Russia’s economic decline has increased its concern about the rise of Chinese power. While trade has increased, investment lags, and Russia ranks only 10th among China’s export markets while China buys Russian oil. Russia worries about becoming the junior partner as it becomes more dependent on China than China is on Russia. According to Feng Yujun of Fudan University, “the most important relationship for us is the one with America. We don’t want to repeat the mistakes of Stalin and Mao.”
Can America take comfort in the decline of Russia and treat it like a second-rate power? I suspect a smart realistic diplomat like Hal Sonnenfelt would warn us against such an approach. After all, declining powers tend to be more risk acceptant as we saw with Austro-Hungary in 1914. They have less to lose than rising powers like China do.
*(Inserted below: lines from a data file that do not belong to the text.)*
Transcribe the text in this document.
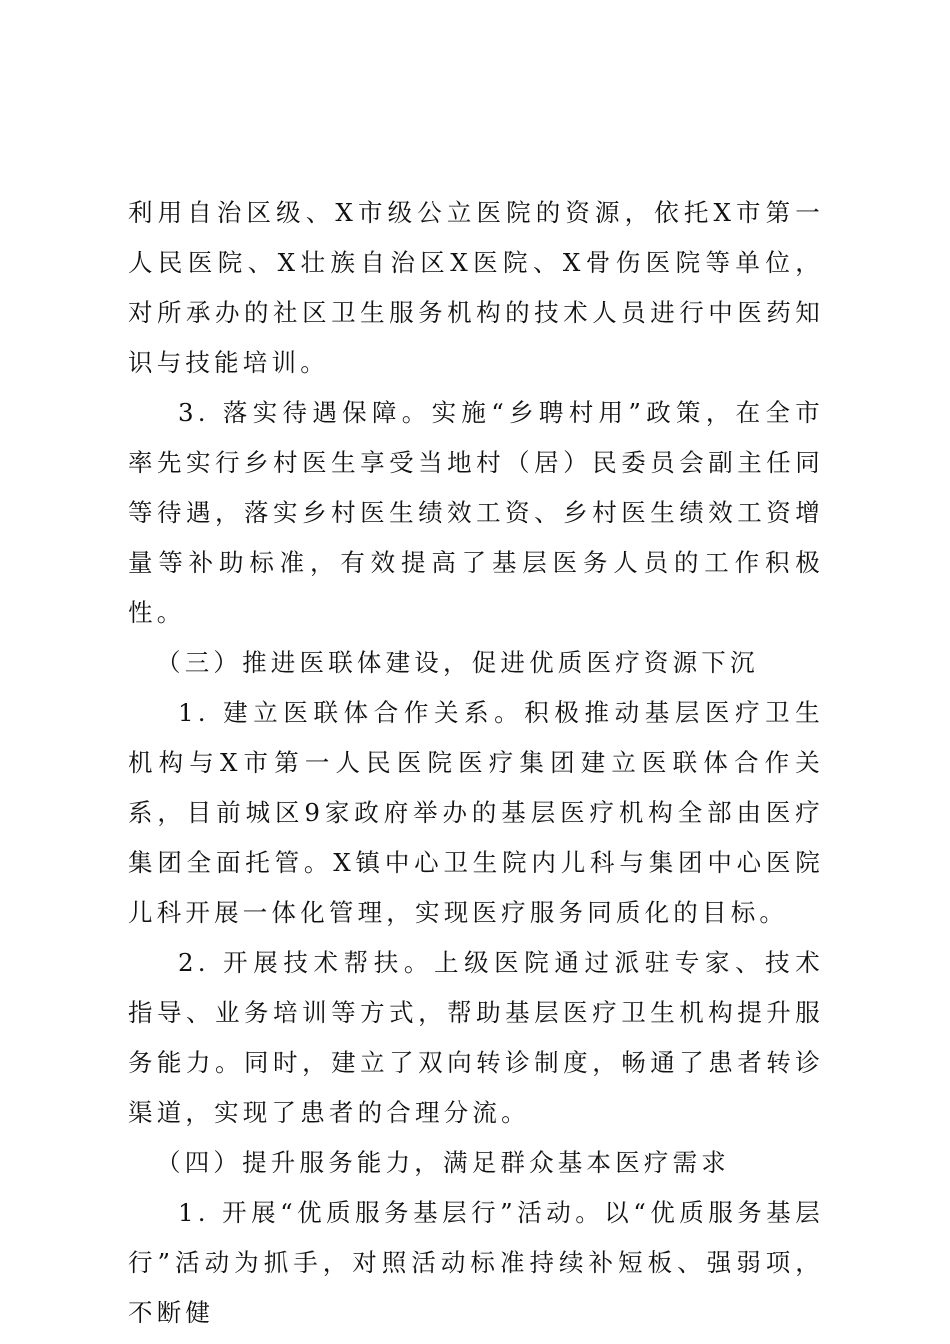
利用自治区级、X市级公立医院的资源，依托X市第一人民医院、X壮族自治区X医院、X骨伤医院等单位，对所承办的社区卫生服务机构的技术人员进行中医药知识与技能培训。

3. 落实待遇保障。实施“乡聘村用”政策，在全市率先实行乡村医生享受当地村（居）民委员会副主任同等待遇，落实乡村医生绩效工资、乡村医生绩效工资增量等补助标准，有效提高了基层医务人员的工作积极性。

（三）推进医联体建设，促进优质医疗资源下沉

1. 建立医联体合作关系。积极推动基层医疗卫生机构与X市第一人民医院医疗集团建立医联体合作关系，目前城区9家政府举办的基层医疗机构全部由医疗集团全面托管。X镇中心卫生院内儿科与集团中心医院儿科开展一体化管理，实现医疗服务同质化的目标。

2. 开展技术帮扶。上级医院通过派驻专家、技术指导、业务培训等方式，帮助基层医疗卫生机构提升服务能力。同时，建立了双向转诊制度，畅通了患者转诊渠道，实现了患者的合理分流。

（四）提升服务能力，满足群众基本医疗需求

1. 开展“优质服务基层行”活动。以“优质服务基层行”活动为抓手，对照活动标准持续补短板、强弱项，不断健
Russia still poses a potential threat to the U.S., largely because it is the one country with enough missiles and nuclear warheads to destroy the United States, and its relative decline has made it more reluctant to renounce its nuclear status.
Even a declining Russia possesses enormous scale, an educated population, skilled scientists and engineers, and vast natural resources. It seems unlikely that Russia would again possess the resources to present the same sort of balance to American power that the Soviet Union presented during the four decades after World War II, but that does not end the Russia problem. Whatever the outcome, because of its residual nuclear strength, its oil and gas, its skills in cyber technology, its proximity to Europe, and the potential of alliance with China, Russia will have the resources to cause problems for the United States, and Putin’s reliance on populist nationalism provides an incentive. As sophisticated students of international relations like Hal Sonnenfeldt understood, history has surprises and declining powers merit as much diplomatic attention as rising ones do.